Мишель вытребовал себе дерево, для лесов, бумагу, для набросков, холсты и клей для будущих картин. Он приступил к многофигурной композиции: «Фюрер на съезде партии награждает героев рейха». Между собой, заключенные называли фреску: «Адольф Гитлер среди свиней. Фюрер третий справа».
Мишель, сидя на камне, склонив белокурую голову, набрасывал что-то в блокноте. Французы совещались у стула. Стивен крикнул летчикам: «Поиграйте за меня!». Устроившись рядом с кузеном, щелкнув зажигалкой, полковник сунул ему сигарету. Полковник Кроу всегда улыбался, завидев альбом. Мишель рисовал заключенных в столовой, на поверке, за игрой в мяч. Стивен заметил: «Не выбрасывай, хорошо получилось».
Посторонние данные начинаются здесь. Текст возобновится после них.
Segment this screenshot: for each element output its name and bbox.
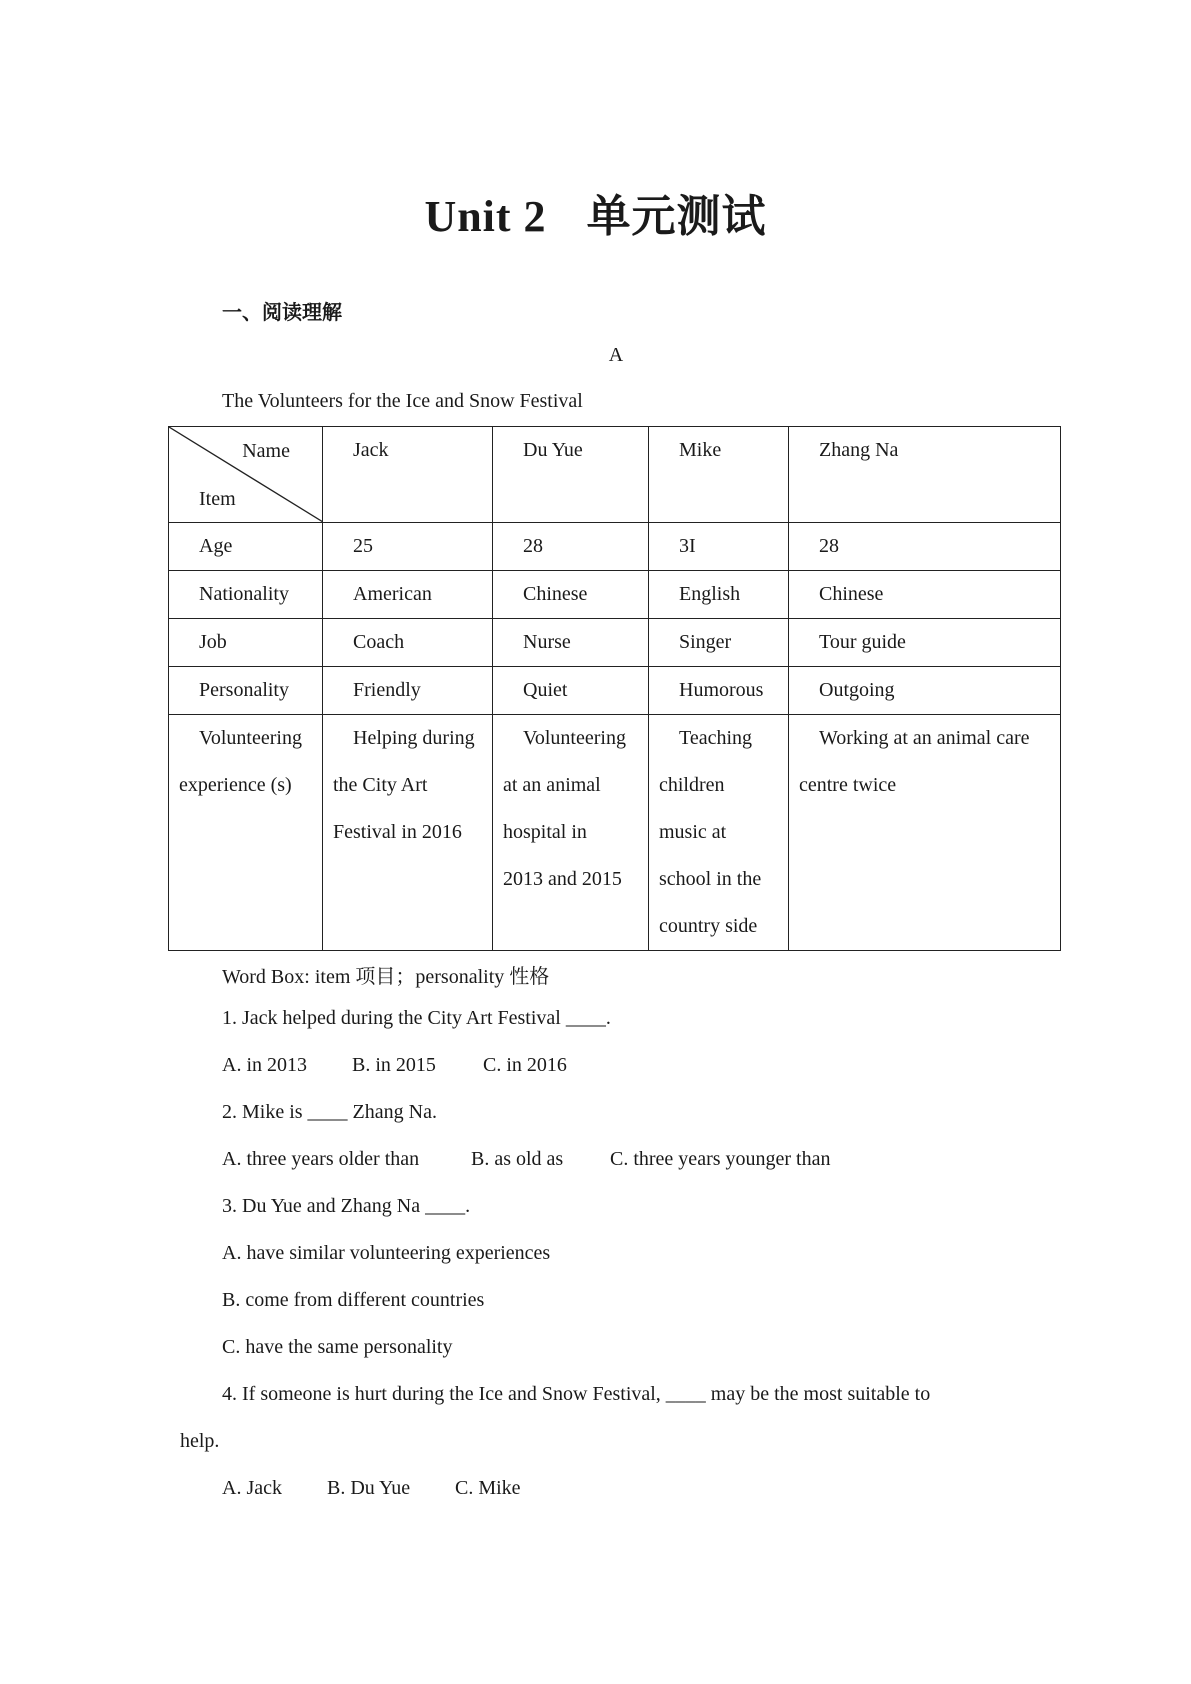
option: B. Du Yue [327, 1477, 411, 1499]
table-cell: Chinese [789, 571, 1061, 619]
table-cell: Teaching children music at school in the country side [649, 715, 789, 951]
row-label: Job [169, 619, 323, 667]
question-options [222, 1054, 567, 1077]
passage-label: A [608, 344, 624, 366]
header-cell: Mike [649, 427, 789, 523]
option: A. have similar volunteering experiences [222, 1242, 551, 1264]
page-title [0, 180, 1191, 244]
row-label: Nationality [169, 571, 323, 619]
table-row-experience [169, 715, 1061, 951]
option: A. in 2013 [222, 1054, 307, 1076]
option: B. in 2015 [352, 1054, 436, 1076]
question-stem: 3. Du Yue and Zhang Na ____. [222, 1195, 471, 1217]
table-row [169, 619, 1061, 667]
table-cell: Helping during the City Art Festival in 2016 [323, 715, 493, 951]
word-box: Word Box: item 项目；personality 性格 [222, 966, 550, 988]
table-cell: 28 [789, 523, 1061, 571]
table-title: The Volunteers for the Ice and Snow Festival [222, 390, 583, 412]
table-cell: Humorous [649, 667, 789, 715]
option: B. come from different countries [222, 1289, 485, 1311]
option: A. three years older than [222, 1148, 420, 1170]
table-header-row [169, 427, 1061, 523]
option: A. Jack [222, 1477, 282, 1499]
table-row [169, 571, 1061, 619]
option: C. three years younger than [610, 1148, 831, 1170]
table-cell: American [323, 571, 493, 619]
row-label: Personality [169, 667, 323, 715]
option: B. as old as [471, 1148, 564, 1170]
question-options [222, 1148, 830, 1171]
question-stem: 2. Mike is ____ Zhang Na. [222, 1101, 437, 1123]
row-label: Age [169, 523, 323, 571]
table-row [169, 667, 1061, 715]
option: C. in 2016 [483, 1054, 567, 1076]
table-cell: English [649, 571, 789, 619]
question-stem: 1. Jack helped during the City Art Festival ____. [222, 1007, 611, 1029]
volunteer-table [168, 426, 1061, 951]
section-heading: 一、阅读理解 [222, 300, 342, 324]
title-unit: Unit 2 [424, 192, 547, 241]
corner-cell [169, 427, 323, 523]
question-options [222, 1477, 521, 1500]
table-cell: Outgoing [789, 667, 1061, 715]
table-cell: 25 [323, 523, 493, 571]
table-cell: Nurse [493, 619, 649, 667]
table-row [169, 523, 1061, 571]
table-cell: Singer [649, 619, 789, 667]
option: C. have the same personality [222, 1336, 453, 1358]
title-cn: 单元测试 [586, 192, 767, 241]
row-label: Volunteering experience (s) [169, 715, 323, 951]
option: C. Mike [455, 1477, 521, 1499]
question-stem-continued: help. [180, 1430, 220, 1452]
table-cell: Coach [323, 619, 493, 667]
header-cell: Zhang Na [789, 427, 1061, 523]
table-cell: Chinese [493, 571, 649, 619]
corner-name-label: Name [242, 440, 290, 462]
question-stem: 4. If someone is hurt during the Ice and Snow Festival, ____ may be the most suitable to [222, 1383, 931, 1405]
table-cell: Friendly [323, 667, 493, 715]
table-cell: Quiet [493, 667, 649, 715]
table-cell: Tour guide [789, 619, 1061, 667]
table-cell: Working at an animal care centre twice [789, 715, 1061, 951]
header-cell: Jack [323, 427, 493, 523]
header-cell: Du Yue [493, 427, 649, 523]
table-cell: Volunteering at an animal hospital in 2013 and 2015 [493, 715, 649, 951]
table-cell: 3I [649, 523, 789, 571]
corner-item-label: Item [199, 488, 236, 510]
table-cell: 28 [493, 523, 649, 571]
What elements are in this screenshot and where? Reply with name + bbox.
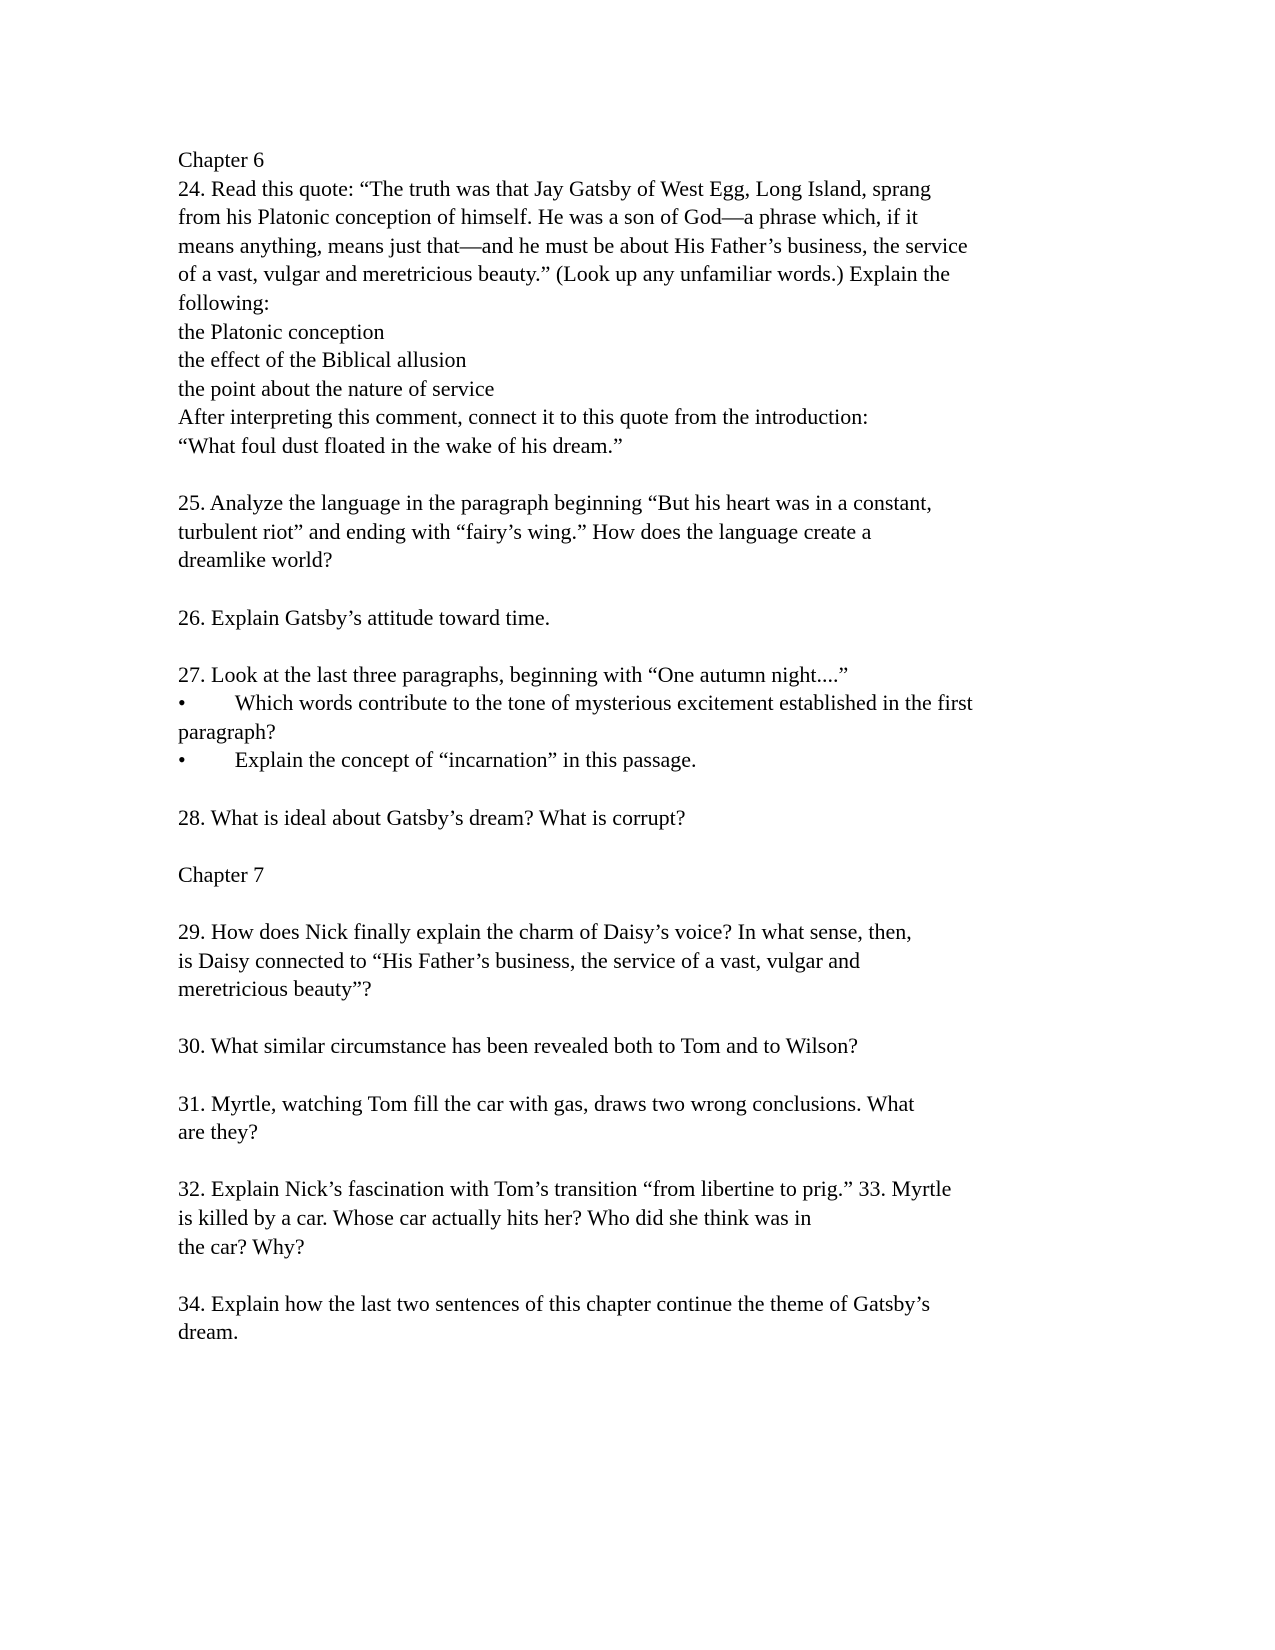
text-line: meretricious beauty”? [178,976,372,1002]
blank-line [178,575,1098,604]
blank-line [178,1147,1098,1176]
text-line: is killed by a car. Whose car actually hits her? Who did she think was in [178,1204,812,1230]
text-line: Chapter 7 [178,861,265,887]
text-line: Chapter 6 [178,147,265,172]
blank-line [178,889,1098,918]
bullet-item-text: Explain the concept of “incarnation” in this passage. [234,747,697,773]
text-line: 31. Myrtle, watching Tom fill the car with gas, draws two wrong conclusions. What [178,1090,915,1116]
text-line: from his Platonic conception of himself. He was a son of God—a phrase which, if it [178,204,918,230]
bullet-item-text: Which words contribute to the tone of mysterious excitement established in the first [234,690,973,716]
text-line: 34. Explain how the last two sentences of this chapter continue the theme of Gatsby’s [178,1290,931,1316]
text-line: 30. What similar circumstance has been revealed both to Tom and to Wilson? [178,1033,859,1059]
text-line: is Daisy connected to “His Father’s business, the service of a vast, vulgar and [178,947,861,973]
text-line: paragraph? [178,718,276,744]
text-line: 29. How does Nick finally explain the charm of Daisy’s voice? In what sense, then, [178,919,912,945]
text-line: 26. Explain Gatsby’s attitude toward time. [178,604,551,630]
text-line: are they? [178,1119,258,1145]
blank-line [178,1261,1098,1290]
bullet-icon: • [178,690,186,716]
text-line: 32. Explain Nick’s fascination with Tom’s transition “from libertine to prig.” 33. Myrtle [178,1176,952,1202]
blank-line [178,461,1098,490]
blank-line [178,832,1098,861]
bullet-line [178,689,1098,718]
text-line: 24. Read this quote: “The truth was that Jay Gatsby of West Egg, Long Island, sprang [178,175,932,201]
text-line: the car? Why? [178,1233,305,1259]
text-line: 25. Analyze the language in the paragraph beginning “But his heart was in a constant, [178,490,932,516]
blank-line [178,1004,1098,1033]
text-line: the effect of the Biblical allusion [178,347,467,373]
text-line: turbulent riot” and ending with “fairy’s wing.” How does the language create a [178,518,872,544]
text-line: of a vast, vulgar and meretricious beauty.” (Look up any unfamiliar words.) Explain the [178,261,950,287]
text-line: dreamlike world? [178,547,333,573]
text-line: 27. Look at the last three paragraphs, beginning with “One autumn night....” [178,661,849,687]
text-line: 28. What is ideal about Gatsby’s dream? What is corrupt? [178,804,686,830]
text-line: After interpreting this comment, connect it to this quote from the introduction: [178,404,869,430]
blank-line [178,1061,1098,1090]
text-line: the Platonic conception [178,318,385,344]
text-line: “What foul dust floated in the wake of his dream.” [178,432,623,458]
blank-line [178,775,1098,804]
bullet-line [178,746,1098,775]
bullet-icon: • [178,747,186,773]
blank-line [178,632,1098,661]
text-line: means anything, means just that—and he must be about His Father’s business, the service [178,232,968,258]
study-questions-text [178,146,1098,1347]
text-line: the point about the nature of service [178,375,495,401]
text-line: dream. [178,1319,239,1345]
text-line: following: [178,289,270,315]
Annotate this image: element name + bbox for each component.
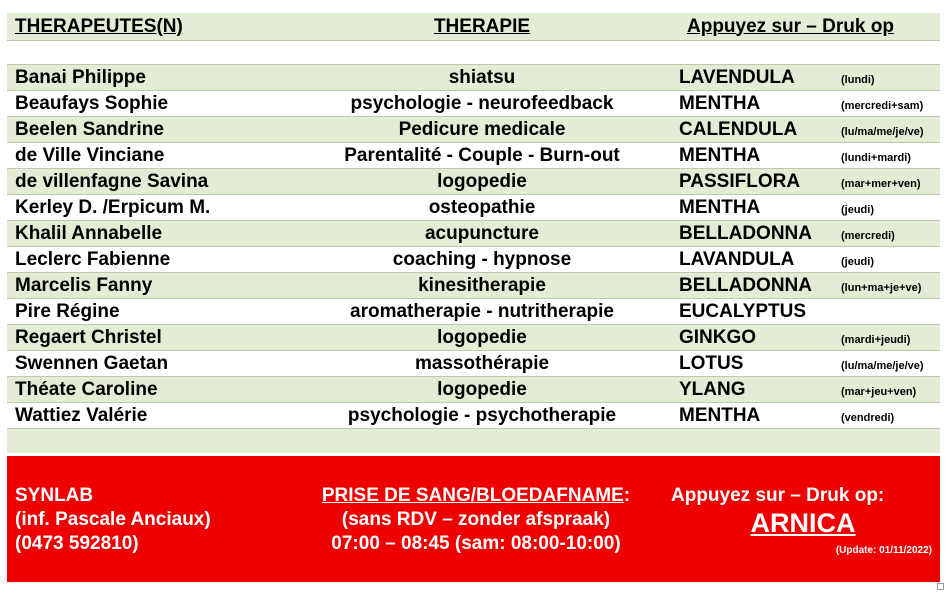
days-available: (lu/ma/me/je/ve) [841, 359, 924, 372]
days-available: (vendredi) [841, 411, 895, 424]
code-cell [669, 223, 940, 245]
blood-hours: 07:00 – 08:45 (sam: 08:00-10:00) [331, 533, 621, 554]
lab-name: SYNLAB [15, 485, 94, 506]
table-row [7, 377, 940, 403]
header-therapy: THERAPIE [433, 15, 531, 37]
table-row [7, 65, 940, 91]
doorbell-code: EUCALYPTUS [679, 300, 807, 322]
blood-title: PRISE DE SANG/BLOEDAFNAME [321, 485, 624, 506]
footer-press: Appuyez sur – Druk op: [671, 485, 885, 506]
doorbell-code: MENTHA [679, 196, 761, 218]
table-body [7, 65, 940, 429]
days-available: (mardi+jeudi) [841, 333, 911, 346]
code-cell [669, 353, 940, 375]
synlab-banner [7, 456, 940, 582]
days-available: (lundi+mardi) [841, 151, 911, 164]
table-row [7, 247, 940, 273]
therapist-name: de Ville Vinciane [15, 144, 165, 166]
doorbell-code: PASSIFLORA [679, 170, 801, 192]
header-press: Appuyez sur – Druk op [687, 15, 894, 37]
therapist-name: Beaufays Sophie [15, 92, 169, 114]
therapy-name: logopedie [437, 170, 527, 192]
lab-phone: (0473 592810) [15, 533, 139, 554]
therapy-name: logopedie [437, 326, 527, 348]
therapist-name: Regaert Christel [15, 326, 162, 348]
doorbell-code: CALENDULA [679, 118, 798, 140]
therapist-name: de villenfagne Savina [15, 170, 209, 192]
doorbell-code: YLANG [679, 378, 746, 400]
update-date: (Update: 01/11/2022) [835, 545, 932, 556]
table-row [7, 351, 940, 377]
code-cell [669, 327, 940, 349]
therapist-name: Beelen Sandrine [15, 118, 164, 140]
therapy-name: shiatsu [448, 66, 516, 88]
therapy-name: Parentalité - Couple - Burn-out [344, 144, 620, 166]
therapy-name: acupuncture [424, 222, 540, 244]
doorbell-code: MENTHA [679, 404, 761, 426]
table-row [7, 195, 940, 221]
doorbell-code: BELLADONNA [679, 274, 812, 296]
doorbell-code: MENTHA [679, 144, 761, 166]
blood-title-colon: : [623, 485, 631, 506]
therapy-name: coaching - hypnose [392, 248, 572, 270]
doorbell-code: GINKGO [679, 326, 757, 348]
days-available: (lundi) [841, 73, 875, 86]
days-available: (mar+jeu+ven) [841, 385, 917, 398]
code-cell [669, 405, 940, 427]
table-row [7, 169, 940, 195]
therapist-name: Banai Philippe [15, 66, 146, 88]
table-row [7, 91, 940, 117]
therapy-name: logopedie [437, 378, 527, 400]
therapist-name: Marcelis Fanny [15, 274, 153, 296]
doorbell-code: BELLADONNA [679, 222, 812, 244]
therapist-name: Khalil Annabelle [15, 222, 163, 244]
therapist-name: Leclerc Fabienne [15, 248, 171, 270]
days-available: (lu/ma/me/je/ve) [841, 125, 924, 138]
code-cell [669, 249, 940, 271]
table-row [7, 403, 940, 429]
therapy-name: massothérapie [414, 352, 550, 374]
days-available: (mercredi) [841, 229, 895, 242]
code-cell [669, 197, 940, 219]
doorbell-code: LAVENDULA [679, 66, 795, 88]
therapy-name: psychologie - psychotherapie [347, 404, 617, 426]
therapist-name: Pire Régine [15, 300, 120, 322]
table-header [7, 13, 940, 41]
therapist-table [7, 13, 940, 453]
spacer-row [7, 41, 940, 65]
doorbell-code: LAVANDULA [679, 248, 795, 270]
table-row [7, 117, 940, 143]
resize-handle[interactable] [937, 583, 944, 590]
table-row [7, 273, 940, 299]
nurse-name: (inf. Pascale Anciaux) [15, 509, 211, 530]
therapy-name: psychologie - neurofeedback [350, 92, 614, 114]
code-cell [669, 171, 940, 193]
doorbell-code: MENTHA [679, 92, 761, 114]
code-cell [669, 145, 940, 167]
blood-title-line [291, 484, 661, 508]
therapy-name: aromatherapie - nutritherapie [350, 300, 614, 322]
days-available: (lun+ma+je+ve) [841, 281, 922, 294]
arnica-code: ARNICA [750, 508, 856, 538]
arnica-info [671, 484, 935, 538]
blood-draw-info [291, 484, 661, 556]
therapist-name: Théate Caroline [15, 378, 158, 400]
code-cell [669, 67, 940, 89]
therapy-name: kinesitherapie [418, 274, 546, 296]
code-cell [669, 301, 940, 323]
days-available: (jeudi) [841, 203, 874, 216]
days-available: (mar+mer+ven) [841, 177, 921, 190]
code-cell [669, 379, 940, 401]
no-appointment: (sans RDV – zonder afspraak) [341, 509, 611, 530]
code-cell [669, 93, 940, 115]
header-therapists: THERAPEUTES(N) [15, 15, 183, 37]
code-cell [669, 275, 940, 297]
code-cell [669, 119, 940, 141]
therapy-name: osteopathie [428, 196, 536, 218]
table-row [7, 143, 940, 169]
therapist-name: Swennen Gaetan [15, 352, 169, 374]
spacer-row-bottom [7, 429, 940, 453]
therapy-name: Pedicure medicale [398, 118, 566, 140]
therapist-name: Wattiez Valérie [15, 404, 148, 426]
days-available: (jeudi) [841, 255, 874, 268]
table-row [7, 325, 940, 351]
therapist-name: Kerley D. /Erpicum M. [15, 196, 211, 218]
synlab-info [15, 484, 211, 556]
days-available: (mercredi+sam) [841, 99, 924, 112]
table-row [7, 221, 940, 247]
doorbell-code: LOTUS [679, 352, 744, 374]
table-row [7, 299, 940, 325]
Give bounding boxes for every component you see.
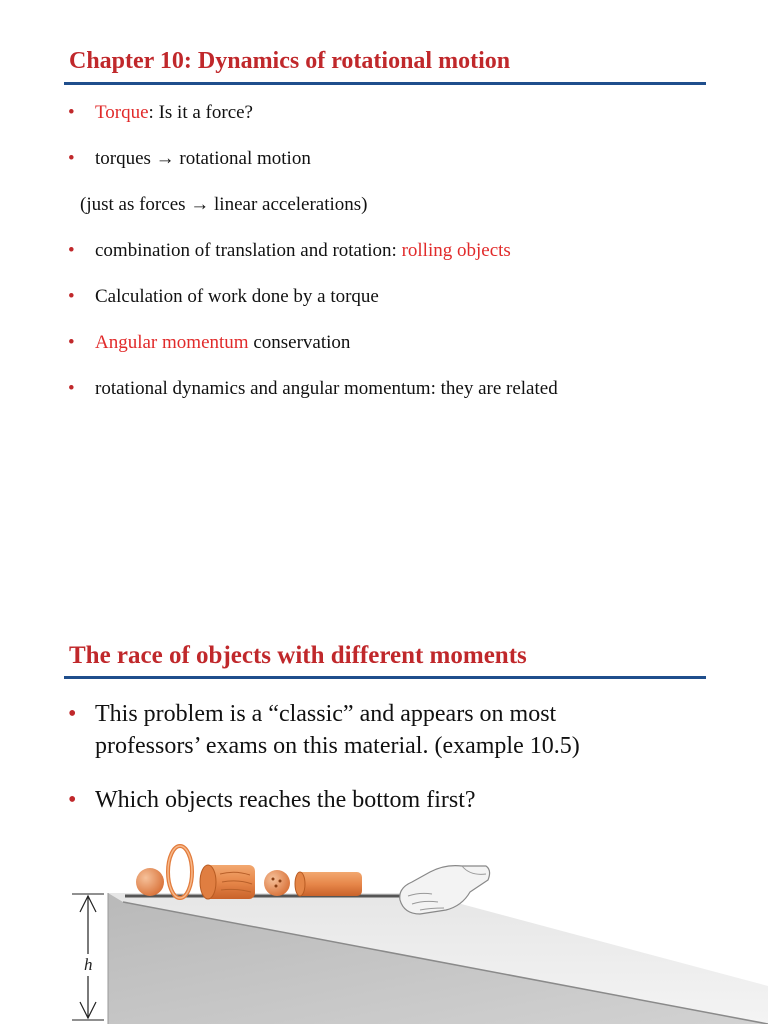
bullet-text: This problem is a “classic” and appears on most xyxy=(95,701,557,727)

Кузен поднял голубые, яркие глаза:
– У меня в блокноте адреса, что более важно. Не выброшу, не сомневайся…, – он помолчал: «А ты уверен, что он полетит?».
– А куда он денется? – удивился полковник Кроу:
– Леонардо на подобном летал. И я тоже, кадетом. Планер есть планер, конструкция довольно простая…, – они были первыми. В случае успеха, запасы дерева, холста и бумаги, сделанные Мишелем, обеспечили бы материалов еще на десяток планеров. Летчиков в офлаге хватало.
– Нам больше мили не потребуется протянуть, – подытожил Стивен. Он помолчал:
– Ты уверен в человеке, в Дрездене? Может быть, сразу в Швейцарию отправиться…, – карт здесь не водилось, но у Стивена была хорошая память. От Кольдица до Дрездена было сорок миль, а до швейцарской границы, или Северного моря, значительно дальше. Их загнали на самый восток рейха.
Мишель вздохнул:
– Уверен. Как ты собираешься без документов пересечь половину страны? И я тоже…, – капитан де Лу, впрочем, в Швейцарию не собирался. Мишель коротко сказал:
– У меня есть обязательства, в Париже. Тетя Жанна, мадемуазель Аржан, и…, – он оборвал себя. Стивен подумал:
– Невеста у него, что ли? Он ничего не говорил, никогда…, – вспомнив Лауру, полковник Кроу, как всегда, покраснел. Он рассказал Мишелю, что Тони пропала, с Уильямом. Кузен отозвался:
– Она найдется, я уверен. После Испании все думали, что она погибла, а она у Троцкого интервью брала…, – Мишель усмехнулся.
Они, молча, курили, Мишель рисовал. Кузен заметил:
– Когда поляков отсюда увозили, евреев отделили. Я ребятам, – он кивнул на французов и бельгийцев, – сказал, чтобы евреи бежали первыми…, – мрачно добавил Мишель, – на всякий случай. Мы доберемся до Дрездена, сфотографируемся…., – отложив карандаш, он размял длинные пальцы, – я стащу пару каких-нибудь удостоверений. Дело в шляпе, как говорится. У моего знакомого нужные материалы есть…, – Мишель думал, что можно было бы навестить Берлин, и поинтересоваться, как обстоят дела у Максимилиана фон Рабе. Он велел себе:
– Потом. Сначала надо увезти женщин из Парижа. Тетя Жанна инвалид, а мадемуазель Аржан еврейка. Надо сказать Момо, что я ее не люблю…, – в репродукторе загремел «Хорст Вессель», сигнал к вечерней поверке.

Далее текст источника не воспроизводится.